Это сейчас легко увидеть связь между шахматным гением Владимира Ильича и заключенным им в 1918 году Брестским миром. Это сейчас можно понять, почему он разрешил после революции отделиться от бывшей Российской империи прибалтийским губерниям, Финляндии, Польше.
В то огнедышащее время никто, конечно, и не подумал бы об этом.
Шахматы для всех противников Ленина были просто возможностью отдохнуть в короткие мгновения спокойствия и мира.
И даже после окончания гражданской войны, после преодоления голода в Поволжье — всегда находил Ильич время для своей любимой игры. Куда бы он ни ехал, куда бы ни шел — всегда с ним вместе была шахматная доска: карманная, подаренная ему немецкими рабочими, деревянная, подаренная Надей, или же костяная с вырезанными из моржовой кости фигурками — подарок освобожденных народов Севера.
Еще много загадок осталось, загадок этой великой личности.

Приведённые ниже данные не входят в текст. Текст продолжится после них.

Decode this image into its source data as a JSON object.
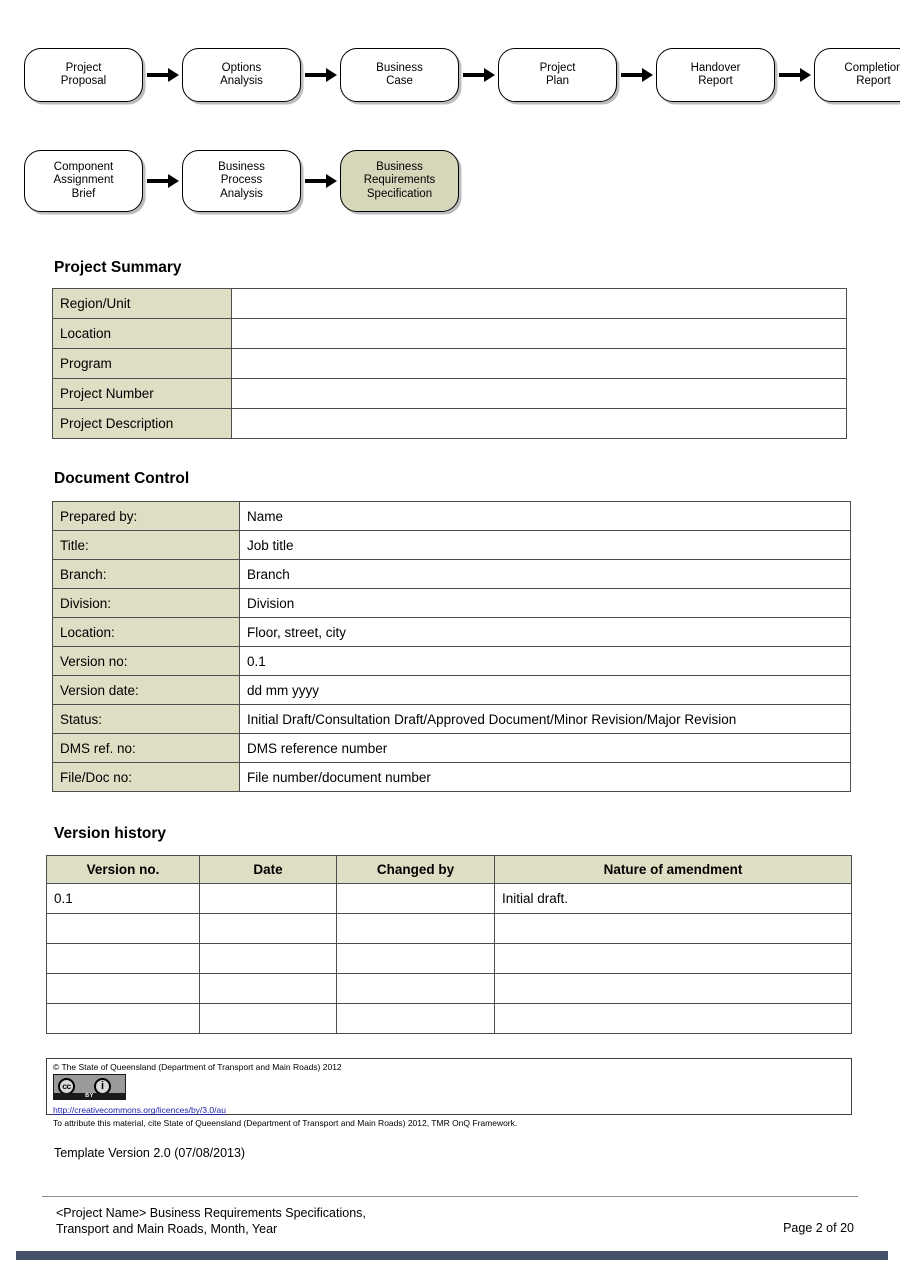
{
  "flow_diagram": {
    "row1": [
      {
        "label_lines": [
          "Project",
          "Proposal"
        ],
        "highlighted": false
      },
      {
        "label_lines": [
          "Options",
          "Analysis"
        ],
        "highlighted": false
      },
      {
        "label_lines": [
          "Business",
          "Case"
        ],
        "highlighted": false
      },
      {
        "label_lines": [
          "Project",
          "Plan"
        ],
        "highlighted": false
      },
      {
        "label_lines": [
          "Handover",
          "Report"
        ],
        "highlighted": false
      },
      {
        "label_lines": [
          "Completion",
          "Report"
        ],
        "highlighted": false
      }
    ],
    "row2": [
      {
        "label_lines": [
          "Component",
          "Assignment",
          "Brief"
        ],
        "highlighted": false
      },
      {
        "label_lines": [
          "Business",
          "Process",
          "Analysis"
        ],
        "highlighted": false
      },
      {
        "label_lines": [
          "Business",
          "Requirements",
          "Specification"
        ],
        "highlighted": true
      }
    ],
    "highlight_color": "#d6d6bb"
  },
  "project_summary": {
    "heading": "Project Summary",
    "rows": [
      {
        "label": "Region/Unit",
        "value": ""
      },
      {
        "label": "Location",
        "value": ""
      },
      {
        "label": "Program",
        "value": ""
      },
      {
        "label": "Project Number",
        "value": ""
      },
      {
        "label": "Project Description",
        "value": ""
      }
    ]
  },
  "document_control": {
    "heading": "Document Control",
    "rows": [
      {
        "label": "Prepared by:",
        "value": "Name"
      },
      {
        "label": "Title:",
        "value": "Job title"
      },
      {
        "label": "Branch:",
        "value": "Branch"
      },
      {
        "label": "Division:",
        "value": "Division"
      },
      {
        "label": "Location:",
        "value": "Floor, street, city"
      },
      {
        "label": "Version no:",
        "value": "0.1"
      },
      {
        "label": "Version date:",
        "value": "dd mm yyyy"
      },
      {
        "label": "Status:",
        "value": "Initial Draft/Consultation Draft/Approved Document/Minor Revision/Major Revision"
      },
      {
        "label": "DMS ref. no:",
        "value": "DMS reference number"
      },
      {
        "label": "File/Doc no:",
        "value": "File number/document number"
      }
    ]
  },
  "version_history": {
    "heading": "Version history",
    "columns": [
      "Version no.",
      "Date",
      "Changed by",
      "Nature of amendment"
    ],
    "rows": [
      [
        "0.1",
        "",
        "",
        "Initial draft."
      ],
      [
        "",
        "",
        "",
        ""
      ],
      [
        "",
        "",
        "",
        ""
      ],
      [
        "",
        "",
        "",
        ""
      ],
      [
        "",
        "",
        "",
        ""
      ]
    ]
  },
  "copyright": {
    "statement": "© The State of Queensland (Department of Transport and Main Roads) 2012",
    "license_url": "http://creativecommons.org/licences/by/3.0/au",
    "attribution": "To attribute this material, cite State of Queensland (Department of Transport and Main Roads) 2012, TMR OnQ Framework.",
    "badge": {
      "cc_glyph": "cc",
      "by_glyph": "i",
      "label": "BY"
    }
  },
  "template_version": "Template Version 2.0 (07/08/2013)",
  "footer": {
    "doc_title_line1": "<Project Name> Business Requirements Specifications,",
    "doc_title_line2": "Transport and Main Roads, Month, Year",
    "page_number": "Page 2 of 20",
    "bar_color": "#445068"
  }
}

Еще многое предстоит раскрыть историкам будущего, на многое предстоит пролить свет. В том числе и на несколько шахматных партий, сыгранных на итальянском острове Капри с великим русским советским писателем Максимом Горьким. По свидетельству очевидцев, изменив своему стилю, Владимир Ильич проиграл и соответственно выиграл в те дни ровно половину имевших место партий. Почему? Что это значило для него? Для страны? Для Максима Горького? На все эти вопросы еще предстоит ответить.» Дочитав рассказ, Добрынин хитровато улыбнулся. Мало того, что предварительно возникшая как бы душевная пустота заполнилась замечательнополезным смыслом прочитанного, но и сам рассказ очень понравился народному контролеру. Все в рассказе было ясно, понятно и так человечно. И эта главная мысль об умении Ленина выигрывать проигрывая! Такая неожиданная и в то ; же время несложная! Да и, без сомнения, очень поучительная мысль.
Ознакомительная версия.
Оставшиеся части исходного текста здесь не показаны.